[Date Prev][Date Next][Thread Prev][Thread Next][Date Index][Thread Index]

[HTCondor-users] rarely - file not transferred



An announcement for HTCondor 7.9.4 just came out, which got me thinking about upgrading from 7.8.4 to perhaps fix an issue.

My use of HTCondor results in each job producing a text file with summary information and an optional data file. The text file is used as a trigger to look for the associated data file, because the data file is not always produced. Submittals might contain thousands of jobs and each produces these output(s). Occasionally (4 times in ~4 months) at least one of those text files was not transferred at job completion and the program that manages the HTCondor submits (a task manager on the submit machine) waited for the text file to show up, but it never did. After the first time this happened, matching data files were transferred to the submit machine. Every time this has happened, condor_status eventually showed that all jobs completed, but yet the task manager waited. The first time this happened there were a number of missing text files (I didn't count, 10-20) and I don't know if any data files were missing.
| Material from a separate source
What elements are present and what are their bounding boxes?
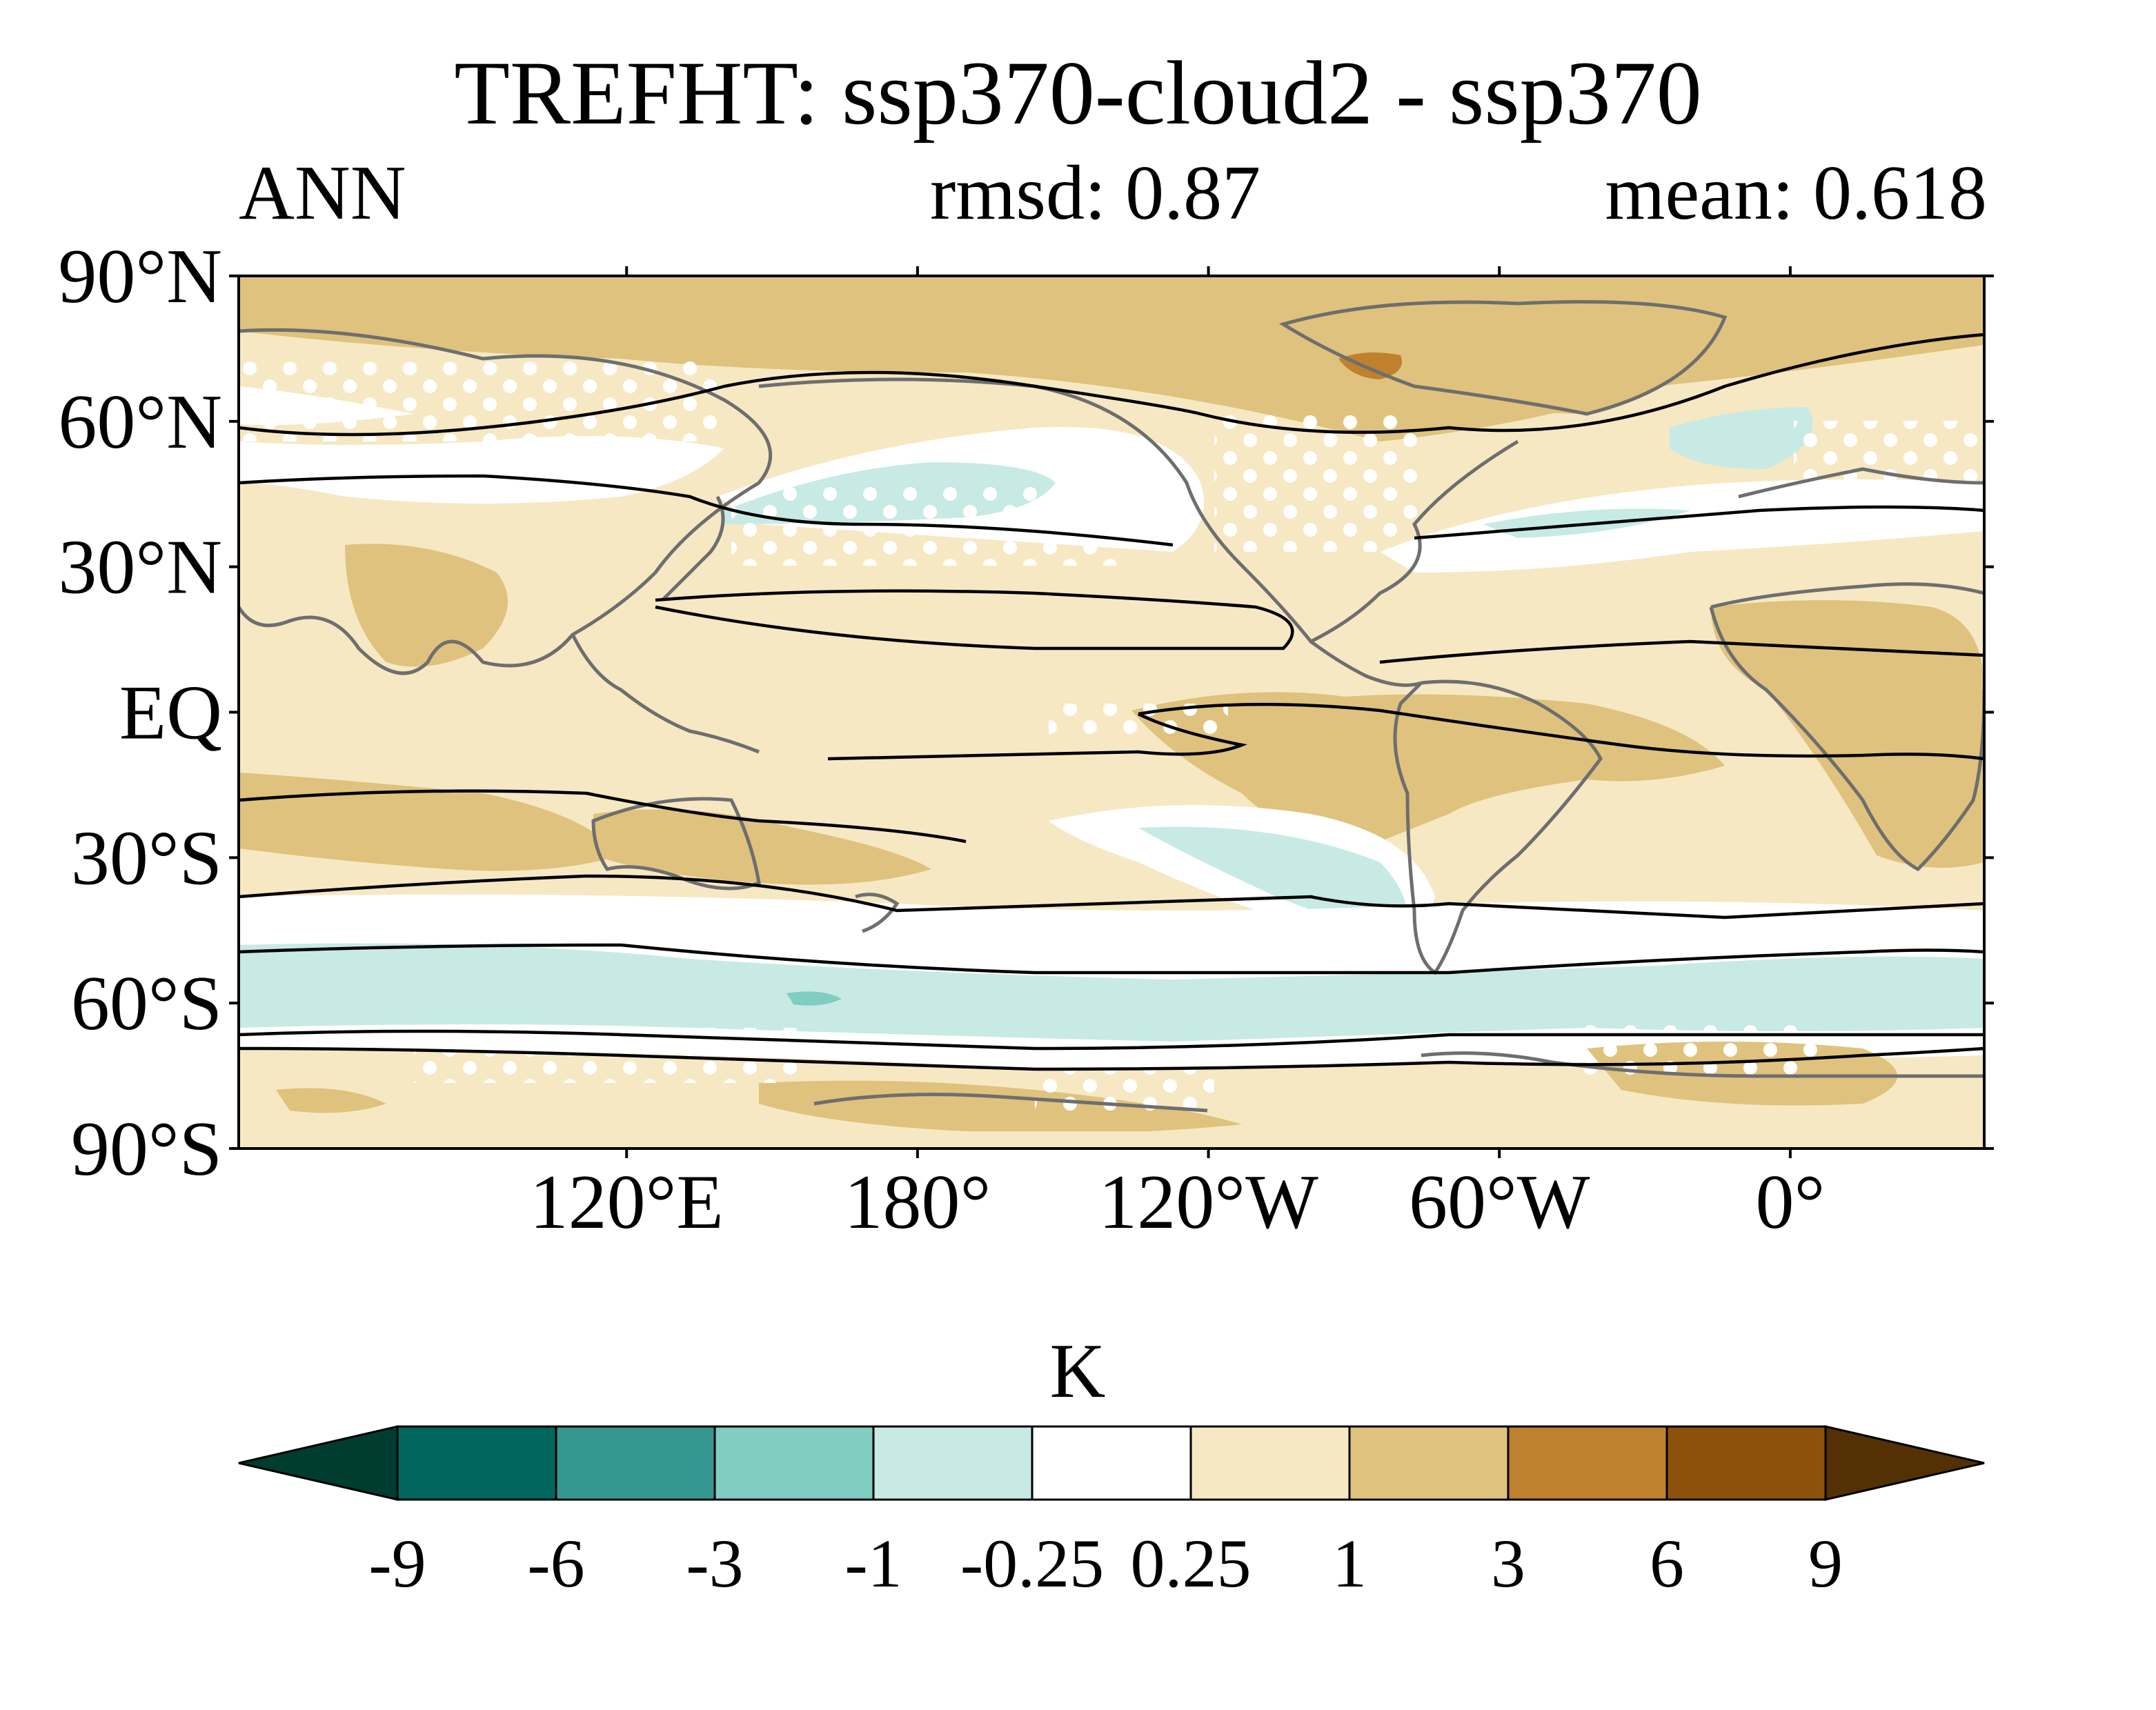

Because the data output file is optional, if it fails to transfer, the task manager would not know. It didn't occur to me that this could be a problem. A workaround would be to put a flag in the text file indicating that a data file was produced to be sure to look for it, but the part that bothers me is that not all the files are making it back to the task manager.

Is this a network reliability issue? Is this something that other users have seen? Has it been addressed in a patch since version 7.8.4?